Lucy – who lives in supported accommodation with her son while her fiancé, Tommy, lives at home with his parents as he saves to buy them a specially adapted home of their own – added: “I want to see my little boy grow up but it’s something I knew might not be possible, until now. With this breakthrough I have a new chance at life, a chance to stop the disease that will kill me. I might now have a future, one where I can pick up and play with my son, and watch him grow and become a man. But time isn’t on my side, or on the side of others like me.”

MND is an incurable condition that affects the brain and nerves. It causes nerve cells – neurones – controlling the muscles that enable us to move, speak, breathe and swallow to undergo degeneration and die.

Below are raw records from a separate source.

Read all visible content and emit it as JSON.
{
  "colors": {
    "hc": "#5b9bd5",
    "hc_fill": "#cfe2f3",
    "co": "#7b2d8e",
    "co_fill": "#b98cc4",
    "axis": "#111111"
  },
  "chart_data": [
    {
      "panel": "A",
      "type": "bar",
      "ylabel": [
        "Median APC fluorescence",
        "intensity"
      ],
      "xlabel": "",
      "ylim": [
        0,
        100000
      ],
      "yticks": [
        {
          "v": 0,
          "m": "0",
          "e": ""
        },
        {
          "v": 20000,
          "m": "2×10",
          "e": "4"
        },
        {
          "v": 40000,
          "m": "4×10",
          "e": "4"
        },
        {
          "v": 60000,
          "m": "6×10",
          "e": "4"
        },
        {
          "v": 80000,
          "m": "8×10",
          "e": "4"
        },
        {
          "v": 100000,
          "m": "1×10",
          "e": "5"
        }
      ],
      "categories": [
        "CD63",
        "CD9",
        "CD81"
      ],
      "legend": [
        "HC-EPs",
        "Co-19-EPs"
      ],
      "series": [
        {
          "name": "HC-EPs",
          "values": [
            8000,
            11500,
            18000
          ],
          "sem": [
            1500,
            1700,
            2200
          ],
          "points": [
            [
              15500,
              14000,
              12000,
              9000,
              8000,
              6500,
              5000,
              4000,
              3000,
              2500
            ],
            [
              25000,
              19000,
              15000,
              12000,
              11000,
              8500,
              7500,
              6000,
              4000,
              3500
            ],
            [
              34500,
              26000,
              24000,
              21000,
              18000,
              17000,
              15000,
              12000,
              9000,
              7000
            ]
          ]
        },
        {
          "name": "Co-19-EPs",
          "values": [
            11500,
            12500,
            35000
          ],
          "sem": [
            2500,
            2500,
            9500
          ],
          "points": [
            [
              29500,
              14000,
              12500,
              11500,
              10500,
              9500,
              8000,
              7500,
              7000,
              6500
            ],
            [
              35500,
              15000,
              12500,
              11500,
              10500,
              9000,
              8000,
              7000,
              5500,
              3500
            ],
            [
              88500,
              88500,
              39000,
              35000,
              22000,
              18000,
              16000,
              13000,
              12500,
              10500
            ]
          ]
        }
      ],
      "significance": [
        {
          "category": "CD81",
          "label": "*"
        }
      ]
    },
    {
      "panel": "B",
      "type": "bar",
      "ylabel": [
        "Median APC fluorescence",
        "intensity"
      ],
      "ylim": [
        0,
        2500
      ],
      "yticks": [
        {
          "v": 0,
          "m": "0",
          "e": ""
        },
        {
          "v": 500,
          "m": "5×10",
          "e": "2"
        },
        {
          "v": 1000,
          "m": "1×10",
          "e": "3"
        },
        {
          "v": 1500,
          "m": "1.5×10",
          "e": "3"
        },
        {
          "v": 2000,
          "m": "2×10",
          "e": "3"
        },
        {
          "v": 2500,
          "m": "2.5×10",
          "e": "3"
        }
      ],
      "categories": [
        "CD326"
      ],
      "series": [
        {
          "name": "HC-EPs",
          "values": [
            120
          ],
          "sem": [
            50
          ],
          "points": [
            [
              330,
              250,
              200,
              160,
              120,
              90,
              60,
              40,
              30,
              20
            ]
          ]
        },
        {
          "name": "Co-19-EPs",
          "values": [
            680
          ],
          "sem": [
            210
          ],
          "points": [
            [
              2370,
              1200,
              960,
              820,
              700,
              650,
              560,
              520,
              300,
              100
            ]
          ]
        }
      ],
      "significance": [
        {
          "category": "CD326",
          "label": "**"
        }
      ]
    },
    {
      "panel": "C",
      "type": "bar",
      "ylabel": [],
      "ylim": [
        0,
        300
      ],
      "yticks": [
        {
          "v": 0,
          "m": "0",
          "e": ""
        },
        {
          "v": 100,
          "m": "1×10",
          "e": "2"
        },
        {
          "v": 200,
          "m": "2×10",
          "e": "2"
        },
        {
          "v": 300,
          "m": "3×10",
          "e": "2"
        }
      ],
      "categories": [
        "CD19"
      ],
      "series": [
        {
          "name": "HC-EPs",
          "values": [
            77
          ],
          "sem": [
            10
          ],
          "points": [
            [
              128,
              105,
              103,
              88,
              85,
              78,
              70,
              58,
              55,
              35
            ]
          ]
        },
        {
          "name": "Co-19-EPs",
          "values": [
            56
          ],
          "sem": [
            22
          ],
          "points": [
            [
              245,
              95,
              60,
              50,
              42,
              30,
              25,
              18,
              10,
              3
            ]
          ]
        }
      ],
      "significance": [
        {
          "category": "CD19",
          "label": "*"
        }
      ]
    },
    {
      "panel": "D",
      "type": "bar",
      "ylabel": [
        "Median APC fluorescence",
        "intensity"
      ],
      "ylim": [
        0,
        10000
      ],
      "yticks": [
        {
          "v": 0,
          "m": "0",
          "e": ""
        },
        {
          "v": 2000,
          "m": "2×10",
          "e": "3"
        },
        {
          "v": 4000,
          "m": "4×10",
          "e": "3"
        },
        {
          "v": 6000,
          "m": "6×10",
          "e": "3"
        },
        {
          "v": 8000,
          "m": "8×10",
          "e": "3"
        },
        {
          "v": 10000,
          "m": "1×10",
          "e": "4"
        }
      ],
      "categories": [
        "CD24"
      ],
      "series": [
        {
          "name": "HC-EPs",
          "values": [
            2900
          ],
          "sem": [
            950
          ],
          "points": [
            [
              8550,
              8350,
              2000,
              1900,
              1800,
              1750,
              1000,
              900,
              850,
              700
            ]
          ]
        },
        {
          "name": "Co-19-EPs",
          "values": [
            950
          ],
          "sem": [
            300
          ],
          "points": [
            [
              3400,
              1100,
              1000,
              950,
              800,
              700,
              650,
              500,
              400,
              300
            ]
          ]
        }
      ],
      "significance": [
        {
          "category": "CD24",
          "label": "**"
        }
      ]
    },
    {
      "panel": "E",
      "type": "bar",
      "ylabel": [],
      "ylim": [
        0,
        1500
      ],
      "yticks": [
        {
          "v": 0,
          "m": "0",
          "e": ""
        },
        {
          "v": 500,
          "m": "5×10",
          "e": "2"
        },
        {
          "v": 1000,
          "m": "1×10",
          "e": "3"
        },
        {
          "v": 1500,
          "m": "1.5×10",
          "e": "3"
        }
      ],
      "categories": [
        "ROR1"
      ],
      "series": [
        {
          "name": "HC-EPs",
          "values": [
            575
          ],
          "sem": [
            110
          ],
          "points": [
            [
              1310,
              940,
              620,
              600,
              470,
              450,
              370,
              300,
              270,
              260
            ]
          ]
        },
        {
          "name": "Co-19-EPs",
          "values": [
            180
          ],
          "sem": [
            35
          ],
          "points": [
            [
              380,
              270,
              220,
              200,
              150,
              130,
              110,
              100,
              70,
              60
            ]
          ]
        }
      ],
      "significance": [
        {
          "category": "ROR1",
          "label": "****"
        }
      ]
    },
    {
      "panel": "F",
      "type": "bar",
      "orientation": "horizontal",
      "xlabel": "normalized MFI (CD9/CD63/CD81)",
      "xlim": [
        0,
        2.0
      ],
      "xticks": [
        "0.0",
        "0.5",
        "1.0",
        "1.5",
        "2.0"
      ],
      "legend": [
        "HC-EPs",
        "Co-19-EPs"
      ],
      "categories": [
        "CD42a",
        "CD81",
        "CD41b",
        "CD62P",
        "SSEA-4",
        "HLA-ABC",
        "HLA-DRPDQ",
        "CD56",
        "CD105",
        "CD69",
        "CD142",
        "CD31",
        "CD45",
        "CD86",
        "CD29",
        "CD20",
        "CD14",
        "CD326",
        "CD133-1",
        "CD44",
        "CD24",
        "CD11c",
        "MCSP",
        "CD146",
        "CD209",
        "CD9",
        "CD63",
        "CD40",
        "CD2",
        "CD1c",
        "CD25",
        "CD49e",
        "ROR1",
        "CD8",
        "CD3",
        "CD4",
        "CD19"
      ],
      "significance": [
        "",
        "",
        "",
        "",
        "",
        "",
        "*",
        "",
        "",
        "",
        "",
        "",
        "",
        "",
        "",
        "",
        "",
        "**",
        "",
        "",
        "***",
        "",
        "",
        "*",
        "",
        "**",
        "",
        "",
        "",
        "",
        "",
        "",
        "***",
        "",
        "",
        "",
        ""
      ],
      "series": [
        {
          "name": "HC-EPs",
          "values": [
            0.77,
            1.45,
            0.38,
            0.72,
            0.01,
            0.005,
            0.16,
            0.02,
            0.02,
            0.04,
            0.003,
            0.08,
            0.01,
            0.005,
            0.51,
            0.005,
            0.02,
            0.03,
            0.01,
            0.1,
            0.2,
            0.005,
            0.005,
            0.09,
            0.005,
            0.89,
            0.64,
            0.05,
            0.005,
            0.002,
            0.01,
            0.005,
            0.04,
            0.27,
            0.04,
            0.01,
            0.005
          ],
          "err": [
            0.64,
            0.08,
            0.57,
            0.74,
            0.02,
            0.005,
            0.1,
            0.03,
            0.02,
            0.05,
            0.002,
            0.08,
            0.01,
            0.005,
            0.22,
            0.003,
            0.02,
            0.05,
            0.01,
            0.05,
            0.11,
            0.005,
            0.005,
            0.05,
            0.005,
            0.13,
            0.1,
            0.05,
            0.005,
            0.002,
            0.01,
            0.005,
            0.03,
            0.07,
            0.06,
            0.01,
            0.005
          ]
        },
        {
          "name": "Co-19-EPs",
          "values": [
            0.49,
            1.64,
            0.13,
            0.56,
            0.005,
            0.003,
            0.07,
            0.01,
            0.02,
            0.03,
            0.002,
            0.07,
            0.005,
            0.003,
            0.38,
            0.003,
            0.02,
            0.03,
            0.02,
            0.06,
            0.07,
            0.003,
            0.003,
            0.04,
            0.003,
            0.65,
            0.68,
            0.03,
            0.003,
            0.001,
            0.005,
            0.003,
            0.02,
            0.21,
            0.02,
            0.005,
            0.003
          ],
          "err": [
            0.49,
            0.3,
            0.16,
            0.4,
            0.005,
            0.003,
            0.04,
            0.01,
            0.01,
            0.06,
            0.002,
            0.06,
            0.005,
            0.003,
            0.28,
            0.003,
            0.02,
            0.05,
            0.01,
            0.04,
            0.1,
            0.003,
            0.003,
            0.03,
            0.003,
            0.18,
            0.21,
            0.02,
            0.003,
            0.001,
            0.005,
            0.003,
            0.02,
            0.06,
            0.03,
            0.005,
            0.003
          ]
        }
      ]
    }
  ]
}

Earlier this year, in an exciting breakthrough, scientists at the Euan MacDonald Centre for MND Research at Edinburgh University, proved for the first time that axons – the long nerve fibres which connect and send electrical impulses from the nerve cells to the muscles – are shorter in cells affected by MND than in healthy cells. They also discovered that the movement of the mitochondria, the tiny energy cells which move up and down the axons, is impaired.

© Paul Campbell
Lucy Lintott, Scotland’s youngest MND sufferer, and first to give birth post diagnosis, celebrates the six-month landmark last year with her baby, LJ and fiance, Tommy.

But they found that the damage to the nerve cells caused by MND can be repaired by boosting the energy levels in these mitochondria. Once this was done, the axon reverted back to normal length.

The effect was achieved in the lab using motor neurons grown from stem cells collected from people with a genetic mutation known to cause MND.

These lab-grown motor neurons were then exposed to a virus which supercharged a key molecule vital to the healthy functioning of mitochondria.

The research team believe they will be able to produce the same result in patients – not with a virus, but by re-purposing an existing drug instead.

Dr. Arpan Mehta, one of the lead scientists on the project, said:  “Work is already underway to identify existing licensed drugs that can boost the mitochondria and repair the motor neurons. This will then pave the way to test them in clinical trials.”

Dr Mehta, who carried out the study alongside Dr Bhuvaneish Selvaraj and Professor Siddharthan Chandran, said a result could come within a couple of years.

He added: “We believe that this technique of rescuing the axon through boosting energy will not only slow and stop but could reverse the degeneration, so it could potentially be very powerful.”

Announcing the breakthrough in January, Craig Stockton, MND Scotland’s Chief Executive, said: “We look forward to seeing if these positive results can be replicated for patients. Once researchers have identified a drug they believe could have the desired effect, this treatment could then be fast-tracked for human trials using the pioneering MND-SMART clinical trial platform – into which MND Scotland has invested £1.5m.”

Lucy’s parents challenge in the Annapurna region, home to some of the highest mountains in the world, will culminate in a charity hike to summit Poon Hill at a towering 10,531 feet (3,210m).

Lucy said: “I hope as many people as possible support the fundraising that will help get this new treatment to those who need it before it is too late. I’m extremely proud of my parents for undertaking this challenge especially when it could save my life. Since I was diagnosed it is all they’ve ever wanted to do.”